É um Tetris cognitivo. Ou mais ou menos como uma dessas caixas de busca com a função autocomplete.

A pessoa te pergunta: “Lembra daquela situação?” Você diz que sim, mas está mais perdido do que o sujeito do filme Memento. Neste ponto, a sua porcentagem de mentiras brancas já está nos 60 ou 70%. Não só nas palavras, mas até nas expressões.

Você nem está participando da conversa, realmente. Resolve um quebra-cabeça e tenta não passar vergonha. Ou acha um jeito de consertar as incoerências que vão aparecendo nas suas respostas. Só quer evitar ser pego.

Enfim. Se isso acontece com humanos, por que não com a Inteligência Artificial Generativa?

Outro dia, escrevendo um artigo, perguntei ao Bard, do Google, quantos funcionários trabalhavam numa determinada fábrica em 2011. Confiante, ele respondeu: “Nenhum. A fábrica não existia na época.”

Mas eu estava com um livro aberto à minha frente que contradizia essa informação. Publicado por um dos próprios gerentes da fábrica. Basicamente, o Bard estava contradizendo a própria existência da obra, escrita pra contar a história daquele local em 2011 e 2012.

Assim, eu tinha duas hipóteses:

  1. Estou num universo paralelo.
  2. O Bard alucinou.

Optei pela primeira, claro. Mas resolvi checar com o programa: “compare sua última afirmação com o livro X”.

E o Bard fez toda uma ginástica mental pra não passar vergonha. E se saiu com algo ainda mais constrangedor. Citou uma frase do texto e reafirmou: “portanto, conforme o livro, a informação está correta”.

Não, não estava.

Coisa mais humana, essa cara de pau. Melhor que teste de Turing pra diferenciar entre gente e inteligência artificial. Quase convidei o aplicativo pra tomar um pingado na padaria. Pra mim, já era um Bard da Silva ou Bard de Souza.

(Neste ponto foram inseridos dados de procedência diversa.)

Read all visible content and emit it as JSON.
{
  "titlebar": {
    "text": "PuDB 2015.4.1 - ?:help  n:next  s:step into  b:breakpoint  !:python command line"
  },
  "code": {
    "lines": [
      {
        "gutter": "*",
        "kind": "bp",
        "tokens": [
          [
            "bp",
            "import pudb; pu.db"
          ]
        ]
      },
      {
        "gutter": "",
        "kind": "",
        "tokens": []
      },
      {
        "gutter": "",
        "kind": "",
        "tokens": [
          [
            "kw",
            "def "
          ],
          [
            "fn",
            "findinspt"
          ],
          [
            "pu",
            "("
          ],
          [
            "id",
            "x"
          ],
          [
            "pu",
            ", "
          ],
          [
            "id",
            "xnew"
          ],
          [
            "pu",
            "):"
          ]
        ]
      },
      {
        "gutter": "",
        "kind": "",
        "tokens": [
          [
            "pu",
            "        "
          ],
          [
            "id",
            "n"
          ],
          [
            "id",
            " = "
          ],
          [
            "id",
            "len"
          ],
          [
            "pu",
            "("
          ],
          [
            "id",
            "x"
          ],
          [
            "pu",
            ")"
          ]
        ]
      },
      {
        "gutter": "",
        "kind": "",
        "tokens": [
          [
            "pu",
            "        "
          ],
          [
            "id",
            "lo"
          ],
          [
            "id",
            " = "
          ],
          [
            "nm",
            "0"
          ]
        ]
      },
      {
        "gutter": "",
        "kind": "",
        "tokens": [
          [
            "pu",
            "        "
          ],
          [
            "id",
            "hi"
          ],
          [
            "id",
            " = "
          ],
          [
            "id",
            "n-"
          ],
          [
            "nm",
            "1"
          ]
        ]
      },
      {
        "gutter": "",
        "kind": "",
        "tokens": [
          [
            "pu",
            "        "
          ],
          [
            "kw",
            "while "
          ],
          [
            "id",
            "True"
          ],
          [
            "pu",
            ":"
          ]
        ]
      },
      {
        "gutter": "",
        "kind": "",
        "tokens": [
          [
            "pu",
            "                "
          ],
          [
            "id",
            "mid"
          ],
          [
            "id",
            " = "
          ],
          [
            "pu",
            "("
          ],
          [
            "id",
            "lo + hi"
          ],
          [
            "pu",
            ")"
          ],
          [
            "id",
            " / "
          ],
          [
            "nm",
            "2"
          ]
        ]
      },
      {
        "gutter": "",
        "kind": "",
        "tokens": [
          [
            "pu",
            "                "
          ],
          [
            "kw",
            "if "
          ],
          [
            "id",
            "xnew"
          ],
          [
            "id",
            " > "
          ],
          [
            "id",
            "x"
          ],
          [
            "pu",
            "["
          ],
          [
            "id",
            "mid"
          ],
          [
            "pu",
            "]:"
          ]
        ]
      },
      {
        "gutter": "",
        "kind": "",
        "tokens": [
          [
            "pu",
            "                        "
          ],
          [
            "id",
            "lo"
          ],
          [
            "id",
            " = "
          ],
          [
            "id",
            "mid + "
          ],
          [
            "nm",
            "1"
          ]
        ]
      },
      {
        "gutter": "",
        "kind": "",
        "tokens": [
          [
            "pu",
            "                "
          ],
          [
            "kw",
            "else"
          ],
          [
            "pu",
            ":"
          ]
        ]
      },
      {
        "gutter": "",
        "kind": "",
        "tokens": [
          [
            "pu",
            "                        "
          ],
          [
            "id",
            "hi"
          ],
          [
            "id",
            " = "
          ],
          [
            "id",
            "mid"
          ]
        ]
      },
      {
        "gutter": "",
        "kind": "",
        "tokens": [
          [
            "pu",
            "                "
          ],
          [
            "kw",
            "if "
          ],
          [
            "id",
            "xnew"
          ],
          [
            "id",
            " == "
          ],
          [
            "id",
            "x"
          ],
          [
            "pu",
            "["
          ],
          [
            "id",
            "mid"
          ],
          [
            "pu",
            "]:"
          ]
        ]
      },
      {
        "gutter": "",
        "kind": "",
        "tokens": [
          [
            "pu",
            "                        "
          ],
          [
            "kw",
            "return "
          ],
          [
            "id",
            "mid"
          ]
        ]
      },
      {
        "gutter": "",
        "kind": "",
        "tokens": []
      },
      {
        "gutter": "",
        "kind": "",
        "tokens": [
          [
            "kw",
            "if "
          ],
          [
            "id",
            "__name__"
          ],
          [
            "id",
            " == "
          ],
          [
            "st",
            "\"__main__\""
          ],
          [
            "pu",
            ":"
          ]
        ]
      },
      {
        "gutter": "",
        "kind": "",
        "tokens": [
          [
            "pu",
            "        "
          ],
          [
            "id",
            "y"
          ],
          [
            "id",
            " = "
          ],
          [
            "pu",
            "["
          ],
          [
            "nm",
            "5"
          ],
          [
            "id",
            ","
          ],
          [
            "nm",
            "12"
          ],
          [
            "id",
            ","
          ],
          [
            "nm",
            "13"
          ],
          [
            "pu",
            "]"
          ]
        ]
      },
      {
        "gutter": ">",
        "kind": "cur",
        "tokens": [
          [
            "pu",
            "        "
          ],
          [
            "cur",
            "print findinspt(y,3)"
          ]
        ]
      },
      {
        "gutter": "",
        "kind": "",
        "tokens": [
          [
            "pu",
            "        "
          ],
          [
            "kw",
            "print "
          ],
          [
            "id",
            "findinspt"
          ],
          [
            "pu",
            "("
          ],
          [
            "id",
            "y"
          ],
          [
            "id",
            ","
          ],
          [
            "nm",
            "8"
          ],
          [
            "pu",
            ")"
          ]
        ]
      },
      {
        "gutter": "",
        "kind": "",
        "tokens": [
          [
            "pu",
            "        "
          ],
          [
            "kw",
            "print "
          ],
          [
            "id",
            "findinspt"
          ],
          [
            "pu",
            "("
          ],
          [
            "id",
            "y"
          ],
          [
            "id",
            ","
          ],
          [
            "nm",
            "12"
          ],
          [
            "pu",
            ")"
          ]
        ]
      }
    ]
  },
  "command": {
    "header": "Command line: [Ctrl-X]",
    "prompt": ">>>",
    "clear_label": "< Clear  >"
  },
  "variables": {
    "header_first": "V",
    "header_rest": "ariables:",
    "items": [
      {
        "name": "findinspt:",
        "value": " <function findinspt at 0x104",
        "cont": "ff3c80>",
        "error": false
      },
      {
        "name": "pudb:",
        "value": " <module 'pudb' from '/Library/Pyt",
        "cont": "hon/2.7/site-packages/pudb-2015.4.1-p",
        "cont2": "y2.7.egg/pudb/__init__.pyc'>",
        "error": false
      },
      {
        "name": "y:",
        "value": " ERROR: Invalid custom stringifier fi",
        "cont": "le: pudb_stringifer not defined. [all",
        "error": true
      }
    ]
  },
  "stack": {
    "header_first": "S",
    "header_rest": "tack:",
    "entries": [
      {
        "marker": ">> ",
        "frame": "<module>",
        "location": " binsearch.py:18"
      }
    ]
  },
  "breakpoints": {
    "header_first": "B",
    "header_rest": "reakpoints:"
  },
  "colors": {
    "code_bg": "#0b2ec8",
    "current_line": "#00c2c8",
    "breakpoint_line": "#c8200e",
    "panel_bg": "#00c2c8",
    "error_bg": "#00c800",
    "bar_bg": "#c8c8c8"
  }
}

Mas, por curiosidade, fui ao ChatGPT. Este foi muito mais seco, mais europeu: “Não consegui encontrar dados suficientes pra dar uma informação correta sobre o assunto. Você pode ler o livro X para maiores detalhes”.

Agora sim.

Mas, se você encontrasse o Bard e o ChatGPT numa festa, quem acharia mais simpático? Pensando na quantidade de desinformação (bem ou mal intencionada) que temos de gerenciar diariamente, é possível que preferisse o primeiro. Ele mente, mas “resolve”.

Eu diria até que estamos muito mais habituados à mentira do que à verdade. Mentira é como confort food: parece que ajuda, mas mata.

Segundo a imprensa especializada, o Bard está mesmo numa fase de cambalear e derrubar pratos por aí. A ideia do Google é juntar quantidades gigantescas de feedback.

Não só pra corrigir o programa, mas pra entender como nos comportamos ao buscar coisas na Internet. E como lidamos com informação, mesmo as incorretas. É por isso que os sistemas de busca ainda são um dos maiores experimentos sociais já inventados.

O que parece claro até agora é que, definitivamente, nunca foi fácil ser sincero e verdadeiro. Dentro e fora dos ambientes digitais.